One method of angiogenesis imaging exploits the fact that atherosclerosis-associated angiogenesis results in the production of fragile blood vessels that have markedly increased vascular permeability. Because neoangiogenic vessels have increased permeability, intravascular contrast agents can detect the presence of new vessels based on the leakage of intravascular contents into the perivascular space. Dynamic contrast-enhanced MRI is an angiogenesis imaging method that detects the extravascular presence of an MRI contrast agent. This functional imaging method relies on altered blood vessel physiology rather than a singular molecular target to obtain information about angiogenic responses.
1.7.8 Proteinase Imaging
Proteinases are important catalytic enzymes that play a central role in all aspects of atherosclerotic plaque biology. These enzymes, which include matrix metalloproteinases (MMP) and cathepsins, directly break down interstitial fibrillar collagen and elastin and contribute to fibrous cap thinning and plaque rupture. Imaging “smart” probes for proteinases take advantage of their proteolytic activity because the probe signal intensity increases dramatically upon cleavage by the proteinase.

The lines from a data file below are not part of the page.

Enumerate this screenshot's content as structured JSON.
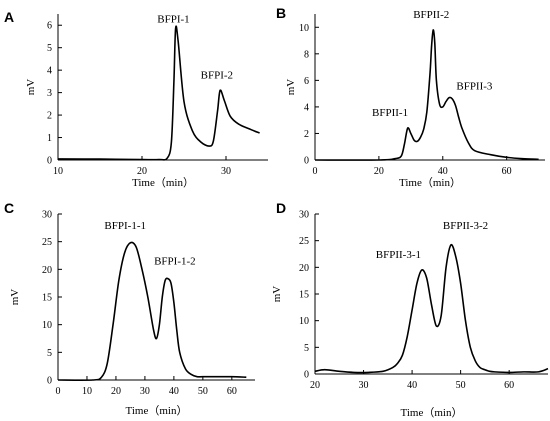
{
  "chart_data": [
    {
      "panel": "A",
      "type": "line",
      "xlabel": "Time（min）",
      "ylabel": "mV",
      "xlim": [
        10,
        35
      ],
      "ylim": [
        0,
        6.5
      ],
      "xticks": [
        10,
        20,
        30
      ],
      "yticks": [
        0,
        1,
        2,
        3,
        4,
        5,
        6
      ],
      "x": [
        10,
        15,
        20,
        22,
        23,
        23.5,
        23.8,
        24,
        24.3,
        25,
        26,
        27,
        28,
        28.5,
        29,
        29.3,
        29.8,
        30.5,
        31.5,
        33,
        34
      ],
      "y": [
        0.05,
        0.04,
        0.02,
        0.02,
        0.08,
        0.8,
        3.5,
        5.85,
        5.3,
        2.6,
        1.3,
        0.8,
        0.62,
        0.85,
        2.2,
        3.1,
        2.65,
        1.95,
        1.6,
        1.35,
        1.2
      ],
      "annotations": [
        {
          "text": "BFPI-1",
          "x": 24.2,
          "y": 5.85
        },
        {
          "text": "BFPI-2",
          "x": 29.6,
          "y": 3.1
        }
      ]
    },
    {
      "panel": "B",
      "type": "line",
      "xlabel": "Time（min）",
      "ylabel": "mV",
      "xlim": [
        0,
        72
      ],
      "ylim": [
        0,
        11
      ],
      "xticks": [
        0,
        20,
        40,
        60
      ],
      "yticks": [
        0,
        2,
        4,
        6,
        8,
        10
      ],
      "x": [
        0,
        20,
        25,
        27,
        28,
        29,
        30,
        31,
        32,
        33,
        34,
        35,
        36,
        36.5,
        37,
        37.5,
        38,
        39,
        40,
        41,
        42,
        43,
        44,
        45,
        46,
        48,
        50,
        55,
        60,
        65,
        70
      ],
      "y": [
        0,
        0,
        0.1,
        0.3,
        1.2,
        2.4,
        2.0,
        1.5,
        1.4,
        1.7,
        2.3,
        3.6,
        6.5,
        8.6,
        9.8,
        8.8,
        6.0,
        4.2,
        4.0,
        4.4,
        4.7,
        4.6,
        4.1,
        3.2,
        2.4,
        1.3,
        0.7,
        0.4,
        0.2,
        0.1,
        0.05
      ],
      "annotations": [
        {
          "text": "BFPII-1",
          "x": 28.5,
          "y": 2.4
        },
        {
          "text": "BFPII-2",
          "x": 37,
          "y": 9.8
        },
        {
          "text": "BFPII-3",
          "x": 43,
          "y": 4.7
        }
      ]
    },
    {
      "panel": "C",
      "type": "line",
      "xlabel": "Time（min）",
      "ylabel": "mV",
      "xlim": [
        0,
        68
      ],
      "ylim": [
        0,
        30
      ],
      "xticks": [
        0,
        10,
        20,
        30,
        40,
        50,
        60
      ],
      "yticks": [
        0,
        5,
        10,
        15,
        20,
        25,
        30
      ],
      "x": [
        0,
        12,
        15,
        17,
        19,
        21,
        23,
        25,
        27,
        29,
        31,
        33,
        34,
        35,
        36,
        37,
        38,
        39,
        40,
        41,
        42,
        44,
        46,
        48,
        50,
        55,
        60,
        65
      ],
      "y": [
        0,
        0,
        0.5,
        3,
        10,
        18,
        23,
        24.8,
        24,
        20,
        15,
        9,
        7.5,
        10,
        15,
        18,
        18.3,
        17.5,
        14,
        9,
        5,
        2,
        1,
        0.6,
        0.6,
        0.6,
        0.6,
        0.5
      ],
      "annotations": [
        {
          "text": "BFPI-1-1",
          "x": 25,
          "y": 24.8
        },
        {
          "text": "BFPI-1-2",
          "x": 38,
          "y": 18.3
        }
      ]
    },
    {
      "panel": "D",
      "type": "line",
      "xlabel": "Time（min）",
      "ylabel": "mV",
      "xlim": [
        20,
        68
      ],
      "ylim": [
        0,
        30
      ],
      "xticks": [
        20,
        30,
        40,
        50,
        60
      ],
      "yticks": [
        0,
        5,
        10,
        15,
        20,
        25,
        30
      ],
      "x": [
        20,
        22,
        25,
        28,
        31,
        34,
        36,
        37,
        38,
        39,
        40,
        41,
        42,
        43,
        44,
        45,
        46,
        47,
        48,
        49,
        50,
        51,
        52,
        53,
        54,
        55,
        56,
        57,
        60,
        63,
        66,
        68
      ],
      "y": [
        0.5,
        0.8,
        0.5,
        0.3,
        0.3,
        0.5,
        1.2,
        2.0,
        3.5,
        7,
        12,
        17,
        19.5,
        18,
        13,
        9,
        11,
        20,
        24.2,
        22,
        17,
        10,
        5,
        2.5,
        1.2,
        0.8,
        0.5,
        0.4,
        0.3,
        0.4,
        0.4,
        1.0
      ],
      "annotations": [
        {
          "text": "BFPII-3-1",
          "x": 42,
          "y": 19.5
        },
        {
          "text": "BFPII-3-2",
          "x": 48,
          "y": 24.2
        }
      ]
    }
  ]
}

Investigators have successfully imaged vascular MMP activity in preclinical models using a NIRF MMP-cleaved smart probe [151, 152]. Pharmacotherapy experiments demonstrated that NIRF MMP smart probes can quantify the therapeutic effect of MMP-13 and peroxisome proliferator-activated receptor PPARγ inhibitors on plaque MMP activity and macrophage accumulation [153, 154]. NIRF smart probe technology has been adapted to image the activity of several plaque proteinases including MMP-2 and MMP-9 [155], and cathepsin B, C, and S [38, 156–158]. The majority of these NIRF smart probes have only been tested in animal models, and there are technical hurdles related to the fact that most smart probes have poor plaque penetration and rapidly diffuse out of the plaque once they are activated. To address the issue of probe diffusion and the overall low sensitivity of NIRF smart probes agents, investigators have developed invasive intraluminal optical imaging catheters that can detect NIRF probes with higher sensitivity and spatial resolution than noninvasive detectors [159]. New activatable, cell-penetrating NIRF peptide probes may also improve NIRF proteinase imaging because these agents are retained and concentrate within cells following proteinase cleavage [160, 161].